The participants were 18.2% Black or African American, 10.2% Asian, and 50.2% White. Within a three-year follow-up period, the investigators found that cumulative incidence of psoriasis had been higher among the subjects treated with dupilumab versus those given other systemic therapies (2.86% versus 1.79%, P < .001).1
The team found that the number needed to harm (NNH) for psoriasis with dupilumab was calculated at 94. The hazard ratio (HR) for psoriasis development in the dupilumab arm of the study was shown to be 1.58 (95% confidence interval [CI], 1.25–1.99), which they added would suggest a significantly increased risk. However, they did not identify a statistically significant difference for the development of psoriatic arthritis (HR, 1.97; 95% CI, 0.75–5.18).
This elevated risk of psoriasis was noted as having persisted across subgroups, including those with low baseline serum immunoglobulin E (IgE) levels—defined as less than 0.048 mg/dL (to convert to mg/L, multiply by 10)—and those without other allergic comorbidities (HR, 1.42; 95% CI, 1.06–1.89), with an HR of 1.59 (95% CI, 1.26–2.01).
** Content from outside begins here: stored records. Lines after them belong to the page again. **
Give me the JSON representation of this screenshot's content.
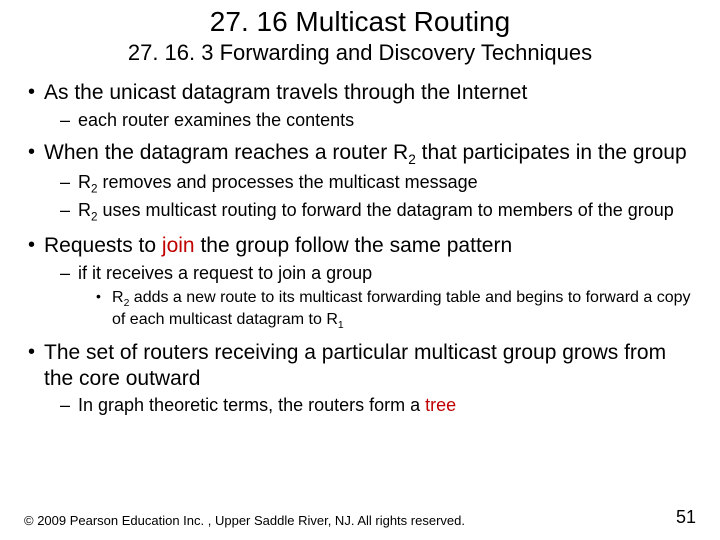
{
  "colors": {
    "bg": "#ffffff",
    "text": "#000000",
    "accent": "#c00000"
  },
  "title": "27. 16  Multicast Routing",
  "subtitle": "27. 16. 3  Forwarding and Discovery Techniques",
  "bullets": {
    "b1": "As the unicast datagram travels through the Internet",
    "b1a": "each router examines the contents",
    "b2_pre": "When the datagram reaches a router R",
    "b2_sub": "2",
    "b2_post": " that participates in the group",
    "b2a_pre": "R",
    "b2a_sub": "2",
    "b2a_post": " removes and processes the multicast message",
    "b2b_pre": "R",
    "b2b_sub": "2",
    "b2b_post": " uses multicast routing to forward the datagram to members of the group",
    "b3_pre": "Requests to ",
    "b3_accent": "join",
    "b3_post": " the group follow the same pattern",
    "b3a": "if it receives a request to join a group",
    "b3a1_pre": "R",
    "b3a1_sub1": "2",
    "b3a1_mid": " adds a new route to its multicast forwarding table and begins to forward a copy of each multicast datagram to R",
    "b3a1_sub2": "1",
    "b4": "The set of routers receiving a particular multicast group grows from the core outward",
    "b4a_pre": "In graph theoretic terms, the routers form a ",
    "b4a_accent": "tree"
  },
  "footer": {
    "copyright": "© 2009 Pearson Education Inc. , Upper Saddle River, NJ. All rights reserved.",
    "page": "51"
  }
}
Lin et al found that their additional validation among those with asthma but without atopic dermatitis confirmed a similar link between dupilumab implementation and new-onset psoriasis (HR, 2.13; 95% CI, 1.38–3.31).
“This cohort study found that patients with [atopic dermatitis] receiving treatment with dupilumab had an increased psoriasis risk compared with those receiving other systemic agents,” the investigators concluded.1 “Despite the increased relative risk, an estimated NNH of 94 reflected the limited clinical relevance of the absolute risk. This risk should be weighed against dupilumab’s proven efficacy in treating [atopic dermatitis].”